Veränderungen in der Kantine, auf Werbebildschirmen und auf den Feldern

Wenn diese Änderungen in die Praxis umgesetzt werden, ermöglichen sie es, bis 2100 CO2-Neutralität im Ernährungssystem zu erreichen. Es müssen jedoch viele Maßnahmen ergriffen werden. „Um auf eine fleischlose Ernährung umzusteigen, sind einige strukturelle Veränderungen notwendig, wie beispielsweise eine bessere Ernährungsaufklärung, nachhaltigere Mahlzeiten in Schulen oder Kantinen sowie eine Anpassung von Werbung und Geldern, die über Subventionen verteilt werden.“, erklärt David Chen.
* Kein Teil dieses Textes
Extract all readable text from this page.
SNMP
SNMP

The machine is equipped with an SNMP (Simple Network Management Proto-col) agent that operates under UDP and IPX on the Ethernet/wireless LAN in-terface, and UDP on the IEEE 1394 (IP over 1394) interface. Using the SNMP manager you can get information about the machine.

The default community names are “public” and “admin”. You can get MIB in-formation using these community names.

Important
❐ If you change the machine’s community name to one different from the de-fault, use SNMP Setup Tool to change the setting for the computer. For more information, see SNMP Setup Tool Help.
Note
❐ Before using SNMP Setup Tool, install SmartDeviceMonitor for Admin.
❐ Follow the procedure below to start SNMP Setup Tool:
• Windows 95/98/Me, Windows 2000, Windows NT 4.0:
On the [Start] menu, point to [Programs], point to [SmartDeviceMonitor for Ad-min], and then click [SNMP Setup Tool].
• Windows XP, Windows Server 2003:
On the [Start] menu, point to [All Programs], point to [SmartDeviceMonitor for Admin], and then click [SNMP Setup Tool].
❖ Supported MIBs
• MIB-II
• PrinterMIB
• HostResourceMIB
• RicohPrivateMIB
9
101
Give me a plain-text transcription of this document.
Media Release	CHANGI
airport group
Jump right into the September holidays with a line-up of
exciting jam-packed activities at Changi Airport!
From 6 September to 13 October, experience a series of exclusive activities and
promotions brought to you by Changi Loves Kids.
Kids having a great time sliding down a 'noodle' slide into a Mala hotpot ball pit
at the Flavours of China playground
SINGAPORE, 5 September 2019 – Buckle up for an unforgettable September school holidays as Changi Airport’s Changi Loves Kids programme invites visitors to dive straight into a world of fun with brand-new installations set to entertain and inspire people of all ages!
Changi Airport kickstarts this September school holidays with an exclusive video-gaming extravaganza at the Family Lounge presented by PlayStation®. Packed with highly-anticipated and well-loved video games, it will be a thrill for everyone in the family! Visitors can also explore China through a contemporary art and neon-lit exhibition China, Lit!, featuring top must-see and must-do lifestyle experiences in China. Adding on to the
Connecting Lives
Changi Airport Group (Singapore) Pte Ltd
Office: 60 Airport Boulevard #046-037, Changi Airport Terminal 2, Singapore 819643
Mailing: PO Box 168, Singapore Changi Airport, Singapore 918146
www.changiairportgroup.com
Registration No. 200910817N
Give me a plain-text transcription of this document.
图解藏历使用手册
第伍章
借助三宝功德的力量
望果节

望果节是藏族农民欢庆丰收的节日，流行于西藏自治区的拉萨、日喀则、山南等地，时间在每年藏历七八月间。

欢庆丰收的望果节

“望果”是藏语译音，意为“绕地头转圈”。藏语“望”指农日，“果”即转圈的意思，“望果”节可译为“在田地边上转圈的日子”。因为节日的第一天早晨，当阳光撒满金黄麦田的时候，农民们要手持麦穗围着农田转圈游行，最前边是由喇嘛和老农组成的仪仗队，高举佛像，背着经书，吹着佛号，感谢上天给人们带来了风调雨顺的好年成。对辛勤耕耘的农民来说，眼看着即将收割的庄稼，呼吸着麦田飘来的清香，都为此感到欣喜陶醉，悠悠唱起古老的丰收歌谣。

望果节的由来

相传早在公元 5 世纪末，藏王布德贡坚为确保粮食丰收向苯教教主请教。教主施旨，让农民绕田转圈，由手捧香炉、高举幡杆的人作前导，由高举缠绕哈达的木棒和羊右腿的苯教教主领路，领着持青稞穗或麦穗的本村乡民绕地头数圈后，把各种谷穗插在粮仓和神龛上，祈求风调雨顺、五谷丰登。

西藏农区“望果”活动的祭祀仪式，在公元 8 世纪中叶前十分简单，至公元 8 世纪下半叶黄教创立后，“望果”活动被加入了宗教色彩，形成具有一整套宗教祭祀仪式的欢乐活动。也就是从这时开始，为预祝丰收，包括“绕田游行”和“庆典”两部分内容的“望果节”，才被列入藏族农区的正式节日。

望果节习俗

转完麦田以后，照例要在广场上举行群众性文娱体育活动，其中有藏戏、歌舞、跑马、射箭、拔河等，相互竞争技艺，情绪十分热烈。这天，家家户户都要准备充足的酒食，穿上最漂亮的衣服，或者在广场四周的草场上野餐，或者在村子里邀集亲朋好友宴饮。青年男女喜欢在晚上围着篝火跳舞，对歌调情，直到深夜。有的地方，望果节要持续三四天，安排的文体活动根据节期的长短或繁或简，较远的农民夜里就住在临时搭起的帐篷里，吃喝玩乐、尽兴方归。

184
Auch die Landwirtschaft muss drastischen Veränderungen hin zu effizienteren und nachhaltigeren Praktiken zustimmen: intelligentere Verwendung von Düngemitteln oder Hinwendung zu ertragreicheren und widerstandsfähigeren Pflanzensorten.Außerdem CO2-Preise [le principe du pollueur-payeur, ndlr] Es kann dazu beitragen, Landwirte zu emissionsarmen Anbaumethoden zu führen, denn weniger Emissionen bedeuten weniger Kosten. „

Allerdings ist nicht alles in diesem Schema perfekt. Eine solche Ernährungsumstellung würde vor allem in armen Ländern zu einem leichten Anstieg der Lebensmittelpreise führen. Wissenschaftler schlagen vor, intelligente Steuersysteme zu schaffen, wie z. B. einen sozialen Ausgleich für die Bepreisung von Kohlendioxid. Darüber hinaus erfordert eine klimafreundlichere Gestaltung der Landwirtschaft Investitionen zur Kontrolle der Stickstoffflüsse. Insgesamt bedauern die Forscher, dass die Ernährung so wenig in die Kontroverse um Wachstumsstörungen involviert ist. „Es ist ein Grundbedürfnis, das in jedem Wirtschaftssystem befriedigt werden muss.“, schließt die Studie. Daher die Bedeutung der Bestimmung seines Gewichts in der Ökobilanz.